Sarfaraz Khan: A Mumbai maidan cricketer’s long journey to India Test cap
Al Jazeera
Once hailed as one of India’s brightest prospects, Sarfaraz spent years waiting for a chance to play for his country.
Mumbai, India – Batting for nearly 10 hours at Mumbai’s Cross Maidan, Sarfaraz Khan first stole the limelight as a schoolboy in 2009 when he rewrote the history of the famed ground in the Indian metropolis renowned for producing great batters.
The then-12-year-old recorded the highest-ever score in the Harris Shield, a tournament known as the Holy Grail of school cricket in the city.

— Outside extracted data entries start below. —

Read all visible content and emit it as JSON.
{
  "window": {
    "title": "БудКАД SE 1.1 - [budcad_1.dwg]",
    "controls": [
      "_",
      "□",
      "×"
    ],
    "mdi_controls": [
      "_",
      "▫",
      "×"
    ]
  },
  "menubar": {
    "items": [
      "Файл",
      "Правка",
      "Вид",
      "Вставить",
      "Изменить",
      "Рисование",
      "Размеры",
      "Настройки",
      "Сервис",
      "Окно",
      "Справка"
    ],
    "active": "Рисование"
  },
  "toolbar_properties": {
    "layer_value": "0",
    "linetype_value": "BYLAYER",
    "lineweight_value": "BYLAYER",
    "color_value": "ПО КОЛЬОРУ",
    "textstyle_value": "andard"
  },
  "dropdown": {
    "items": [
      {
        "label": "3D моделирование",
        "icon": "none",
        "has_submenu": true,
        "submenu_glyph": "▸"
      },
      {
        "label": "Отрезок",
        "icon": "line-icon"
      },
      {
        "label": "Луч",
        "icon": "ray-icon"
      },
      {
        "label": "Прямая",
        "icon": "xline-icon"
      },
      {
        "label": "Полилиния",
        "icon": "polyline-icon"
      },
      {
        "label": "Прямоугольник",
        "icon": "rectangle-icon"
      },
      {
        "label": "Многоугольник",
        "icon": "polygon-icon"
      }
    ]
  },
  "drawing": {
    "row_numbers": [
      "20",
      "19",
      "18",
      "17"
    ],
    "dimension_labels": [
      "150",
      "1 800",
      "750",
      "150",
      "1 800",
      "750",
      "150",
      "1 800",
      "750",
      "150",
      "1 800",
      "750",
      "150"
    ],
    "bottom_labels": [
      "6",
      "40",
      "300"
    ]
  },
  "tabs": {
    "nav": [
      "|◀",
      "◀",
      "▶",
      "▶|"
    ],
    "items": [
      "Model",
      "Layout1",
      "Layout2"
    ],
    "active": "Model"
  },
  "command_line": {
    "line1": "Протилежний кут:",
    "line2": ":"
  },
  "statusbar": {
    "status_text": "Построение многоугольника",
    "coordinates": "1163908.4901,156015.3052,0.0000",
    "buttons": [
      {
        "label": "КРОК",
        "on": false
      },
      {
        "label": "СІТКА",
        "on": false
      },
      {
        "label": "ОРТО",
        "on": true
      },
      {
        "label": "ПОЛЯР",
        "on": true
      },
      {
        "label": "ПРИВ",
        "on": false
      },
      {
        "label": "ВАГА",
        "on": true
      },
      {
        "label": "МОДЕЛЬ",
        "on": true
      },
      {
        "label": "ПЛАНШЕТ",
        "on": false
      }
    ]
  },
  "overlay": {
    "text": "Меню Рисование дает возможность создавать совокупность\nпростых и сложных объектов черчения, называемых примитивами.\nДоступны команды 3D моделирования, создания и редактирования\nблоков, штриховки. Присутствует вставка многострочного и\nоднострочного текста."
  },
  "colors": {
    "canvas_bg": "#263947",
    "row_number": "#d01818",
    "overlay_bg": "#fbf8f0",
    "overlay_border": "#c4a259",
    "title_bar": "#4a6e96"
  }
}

Dressed in traditional cricket whites – loose-fitting white shirt and track pants – the strongly-built boy from Kurla, an eastern lower middle-class suburb of the bustling city, scored 439 runs and became a national sensation.
Playing for Rizvi Springfield in the Under-16 category, Sarfaraz hit 56 fours and 12 sixes in his innings as he broke Ramesh Nagdev’s 46-year-old record of 427 not out. On his way, Sarfaraz went past the score of another Ramesh – the 346 runs scored by cricket legend Sachin Ramesh Tendulkar in 1988.
Following Sarfaraz’s record-breaking achievement, local newspapers and national media were quick to wonder if he would be “the next Tendulkar”, but the prodigy slid into obscurity.